Sin embargo, visto con cierta distancia, el problema del gesto y las palabras de Mintegi no radica en la reivindicación de la figura de Aguirre, su política y su Gobierno. Yo diría, al contrario: esta reivindicación incluso podría ser entendida como un loable paso más en el largo camino de la desmilitarización del discurso político de la izquierda abertzale y, por tanto, ¡bienvenidos, ya era hora! El verdadero problema es la absoluta falta de credibilidad de este mensaje por dos razones. En primer lugar, leyendo las palabras de la candidata, quien haría bien en refrescar un poco sus conocimientos en historia, se impone la impresión de un déja-vu: se sigue con la tan conocida tergiversación de la historia con fines políticos. Para empezar debemos recordar que el grupo político de Jagi Jagi, una escisión del PNV, que por su decidido independentismo (y antiautonomismo) podríamos considerar, salvando las distancias, un cierto antecesor de EH Bildu, fue el único opuesto a entrar en el Gabinete de Aguirre, a quien sometió a durísimas críticas por participar en una contienda bélica que, según los independentistas, no era otra cosa que un violento pleito entre españoles en el que los vascos no habían perdido nada. Y, segundo, el Gobierno de Aguirre no fue un “Gobierno soberano”. Nació en el marco de la Constitución de 1931 gracias a un pacto entre el PNV y el PSOE, personificado por el entendimiento entre los dos políticos vascos más importantes del siglo XX en el seno de la Comisión de Estatutos del Parlamento: José Antonio Aguirre (secretario) e Indalecio Prieto (presidente). Lo que sí es cierto es que, debido al texto tan escueto del Estatuto, y, sobre todo, a las circunstancias particulares impuestas por la guerra, el Gobierno de Aguirre pudo asumir muchas más funciones de las que estaban contempladas en la normativa.

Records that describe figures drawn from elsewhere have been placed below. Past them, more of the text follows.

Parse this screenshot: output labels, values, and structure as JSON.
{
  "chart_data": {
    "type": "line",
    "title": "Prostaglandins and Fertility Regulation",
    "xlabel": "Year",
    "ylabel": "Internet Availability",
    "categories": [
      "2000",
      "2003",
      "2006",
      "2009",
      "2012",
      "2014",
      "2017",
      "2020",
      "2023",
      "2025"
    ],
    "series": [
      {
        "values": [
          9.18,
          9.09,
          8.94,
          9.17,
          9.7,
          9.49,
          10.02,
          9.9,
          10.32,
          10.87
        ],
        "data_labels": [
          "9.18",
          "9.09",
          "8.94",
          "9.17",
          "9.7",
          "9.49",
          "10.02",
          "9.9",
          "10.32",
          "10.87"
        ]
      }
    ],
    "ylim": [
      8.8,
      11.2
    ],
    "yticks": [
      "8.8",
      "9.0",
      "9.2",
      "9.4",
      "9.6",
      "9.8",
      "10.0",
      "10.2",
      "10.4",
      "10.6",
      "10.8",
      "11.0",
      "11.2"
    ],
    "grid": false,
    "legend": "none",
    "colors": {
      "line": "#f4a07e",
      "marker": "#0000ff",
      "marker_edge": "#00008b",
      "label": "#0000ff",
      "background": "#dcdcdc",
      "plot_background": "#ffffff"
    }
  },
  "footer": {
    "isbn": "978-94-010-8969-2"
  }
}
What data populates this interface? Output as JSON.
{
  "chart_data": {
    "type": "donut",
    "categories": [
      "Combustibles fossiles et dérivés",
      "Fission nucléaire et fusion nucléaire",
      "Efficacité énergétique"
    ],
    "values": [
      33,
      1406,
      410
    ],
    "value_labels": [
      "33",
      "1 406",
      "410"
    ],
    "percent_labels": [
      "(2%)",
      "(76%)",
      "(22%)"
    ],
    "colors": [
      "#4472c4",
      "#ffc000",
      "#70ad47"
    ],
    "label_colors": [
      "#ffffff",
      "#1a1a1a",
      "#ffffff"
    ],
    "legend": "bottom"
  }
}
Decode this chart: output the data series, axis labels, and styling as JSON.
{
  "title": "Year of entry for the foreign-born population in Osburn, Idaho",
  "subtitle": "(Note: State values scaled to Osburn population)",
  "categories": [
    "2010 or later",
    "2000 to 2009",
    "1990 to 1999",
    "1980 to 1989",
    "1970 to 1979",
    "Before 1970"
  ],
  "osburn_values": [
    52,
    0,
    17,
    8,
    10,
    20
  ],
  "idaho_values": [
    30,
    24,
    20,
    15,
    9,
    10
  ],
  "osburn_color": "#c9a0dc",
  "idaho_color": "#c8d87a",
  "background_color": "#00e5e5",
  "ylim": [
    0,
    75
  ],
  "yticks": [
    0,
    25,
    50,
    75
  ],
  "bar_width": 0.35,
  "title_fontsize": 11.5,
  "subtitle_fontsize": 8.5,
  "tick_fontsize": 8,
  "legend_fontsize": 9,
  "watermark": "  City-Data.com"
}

Pero la foto del Carlton adolece de una notable falta de credibilidad sobre todo por una segunda cuestión: si las palabras de Mintegi y la política de la izquierda abertzale no vienen acompañadas por un análisis sin reflexiones tabúes de su propio pasado no perderán este tufo de manipulación que ahora necesariamente tienen para muchos. Lo que vale para Münster y para Alemania, también vale para Euskadi: el pasado no puede, no debe borrarse con el argumento de que es necesario construir el futuro. En una democracia sana, un nombre como el de Hindenburg no puede, no debe ser homenajeado en un espacio público. El mariscal y presidente alemán murió en 1934; no pudo enmendar su trayectoria política. La izquierda abertzale, en cambio, ha podido tomar la decisión de corregir su trayectoria política con el fin de convertirse en una fuerza política civil y democrática. Con el tiempo, podría llegar a reivindicar al lehendakari Aguirre sin que esto suene a insulto, chiste o manipulación para nadie. Para ello, empero, faltan una reflexión y una conclusión: que su política al dictado de un grupo armado que amenazaba y mataba por pensar diferente, su largo silencio o, incluso, sus aplausos para este grupo eran absolutamente incompatibles con la trayectoria del primer lehendakari vasco que, hasta su prematura muerte en 1960, se caracterizó por priorizar en todo momento la defensa de la democracia ante la realización de sus —legítimos— proyectos políticos, buscar la convivencia y el acuerdo entre diferentes y oponerse frontalmente a la represión y violencia fascistas, sea en su versión franquista o en la variante nacionalsocialista. Quizás no venga mal recordar esto en un momento en que Mintegi y la izquierda abertzale están pidiendo el voto para convertirse en la sucesora de Aguirre en el hasta hace poco tan denostado “Gobierno vascongado”.

Ludger Mees es catedrático de Historia Contemporánea de la Universidad del País Vasco / Euskal Herriko Unibertsitatea).